Attack Rolls: Elf and Fighter enjoy the same attack table when using the standard rules. The RC's optional rules suggest using the cleric's combat table instead.
Saves: The elf's saves are way better than either the fighter's or the magic-user's. They bottom out at 2 starting at 10th level. RC's optional rules do not alter this, so from 10th to 36th level, the elf saves with just a 2 or higher on a d20. Hmm...
XPs: Ouch. The fighter needs 2,000 XP to reach level 2. The magic-user needs 2,500. The elf needs 4,000. Though I understand the logic, I think that's a bit much since the elf isn't as good as a fighter and is limited in its experience levels. It's not much fun trying to level up these elves either.
Spells: In the standard rules, the elf acquires spells like magic-users, but is limited to 5th level spells. In the RC's optional rules, there's no limitation.
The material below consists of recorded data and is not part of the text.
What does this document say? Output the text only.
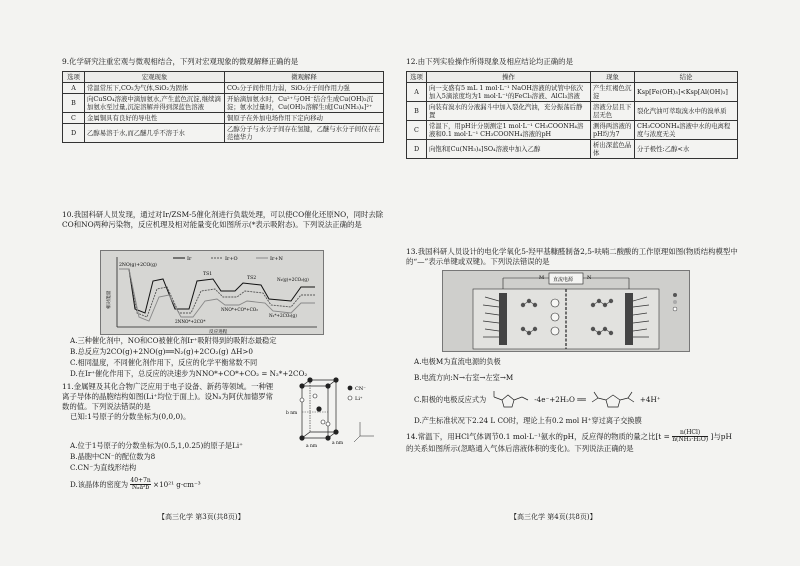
9.化学研究注重宏观与微观相结合，下列对宏观现象的微观解释正确的是
选项	宏观现象	微观解释
A	常温常压下,CO₂为气体,SiO₂为固体	CO₂分子间作用力弱，SiO₂分子间作用力强
B	向CuSO₄溶液中滴加氨水,产生蓝色沉淀,继续滴加氨水至过量,沉淀溶解并得到深蓝色溶液	开始滴加氨水时，Cu²⁺与OH⁻结合生成Cu(OH)₂沉淀；氨水过量时，Cu(OH)₂溶解生成[Cu(NH₃)₄]²⁺
C	金属铜具有良好的导电性	铜原子在外加电场作用下定向移动
D	乙醇易溶于水,而乙醚几乎不溶于水	乙醇分子与水分子间存在氢键，乙醚与水分子间仅存在范德华力
10.我国科研人员发现，通过对Ir/ZSM-5催化剂进行负载处理，可以使CO催化还原NO，同时去除CO和NO两种污染物，反应机理及相对能量变化如图所示(*表示吸附态)。下列说法正确的是
Ir	Ir+O	Ir+N
2NO(g)+2CO(g)
TS1
TS2
2NNO*+2CO*
NNO*+CO*+CO₂
N₂*+2CO₂(g)
N₂(g)+2CO₂(g)
反应进程
相对能量
A.三种催化剂中，NO和CO被催化剂Ir⁺吸附得到的吸附态最稳定
B.总反应为2CO(g)+2NO(g)══N₂(g)+2CO₂(g) ΔH>0
C.相同温度，不同催化剂作用下，反应的化学平衡常数不同
D.在Ir⁺催化作用下，总反应的决速步为NNO*+CO*+CO₂ = N₂*+2CO₂
11.金属锂及其化合物广泛应用于电子设备、新药等领域。一种锂离子导体的晶胞结构如图(Li⁺均位于面上)。设Nₐ为阿伏加德罗常数的值。下列说法错误的是
已知:1号原子的分数坐标为(0,0,0)。
CN⁻
Li⁺
b nm
a nm
a nm
A.位于1号原子的分数坐标为(0.5,1,0.25)的原子是Li⁺
B.晶胞中CN⁻的配位数为8
C.CN⁻为直线形结构
D.该晶体的密度为 $\frac{40+7n}{\text{Nₐa²b}} \times 10^{21}$ g·cm⁻³
【高三化学 第3页(共8页)】
12.由下列实验操作所得现象及相应结论均正确的是
选项	操作	现象	结论
A	向一支盛有5 mL 1 mol·L⁻¹ NaOH溶液的试管中依次加入5滴浓度均为1 mol·L⁻¹的FeCl₃溶液、AlCl₃溶液	产生红褐色沉淀	Ksp[Fe(OH)₃]<Ksp[Al(OH)₃]
B	向装有溴水的分液漏斗中加入裂化汽油，充分振荡后静置	溶液分层且下层无色	裂化汽油可萃取溴水中的溴单质
C	常温下，用pH计分别测定1 mol·L⁻¹ CH₃COONH₄溶液和0.1 mol·L⁻¹ CH₃COONH₄溶液的pH	测得两溶液的pH均为7	CH₃COONH₄溶液中水的电离程度与浓度无关
D	向饱和[Cu(NH₃)₄]SO₄溶液中加入乙醇	析出深蓝色晶体	分子极性:乙醇<水
13.我国科研人员设计的电化学氧化5-羟甲基糠醛制备2,5-呋喃二酸酸的工作原理如图(物质结构模型中的“—”表示单键或双键)。下列说法错误的是
直流电源
M	N
A.电极M为直流电源的负极
B.电流方向:N→右室→左室→M
C.阳极的电极反应式为	-4e⁻+2H₂O ══	+4H⁺
D.产生标准状况下2.24 L CO时，理论上有0.2 mol H⁺穿过离子交换膜
14.常温下，用HCl气体调节0.1 mol·L⁻¹氨水的pH，反应得的物质的量之比[$t = \frac{\text{n(HCl)}}{\text{n(NH₃·H₂O)}}$ ]与pH的关系如图所示(忽略通入气体后溶液体积的变化)。下列说法正确的是
【高三化学 第4页(共8页)】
Conclusion: The elf isn't quite as good as a human fighter with standard rules. With the RC's optional rules, they get worse. Saves in the RC's optional treatment are downright goofy in my opinion. XPs are a pain to deal with either way. Since the elf isn't supposed to be as good as a specialized fighter, why then should the elf be as good as a specialized magic-user? I'm sure everyone has their own opinions on the matter. If the elf were as good as either class in every way, then 4,500 XP would be needed to reach level 2 (F 2,000 + M-U 2,500 = 4,500 XP). I'm definitely not going there! I'd like to suggest a hybrid solution that takes all the above factors in consideration.
"Alternate" Elf with Extra Spells and no Level Limitation
Base Hit Dice remain a d6, with +1 hp per extra level above level 9. Use the Cleric attack table and saving throws.
For spells, I went with a completely different scheme, following the idea that: 1. More spells are needed at low levels; 2. Elves just aren't quite as good as specialized magic-users (compare with the previous article).
As a consequence, I reduced the maximum number of spells elves can get at level 36, and also increased experience requirements to earn higher level spells. The effect of this is somewhat lessened by the lower XP progression at lower levels. An elf earns its first 9th level spell at level 25 vs. level 21 for a specialized magic-user. That is to say that the elf suggested above needs 3.5 million XPs for that first 9th level spell, vs. 2.1 million for the magic-user (vs. 3.3 million suggested in the RC's optional rules).
Consequently, the elf suggested above has no hard limitations compared with the two versions given in the RC, has more spells to start with, but does not compete directly with either the fighter or the magic-user classes. It's a hybrid solution for a hybrid class.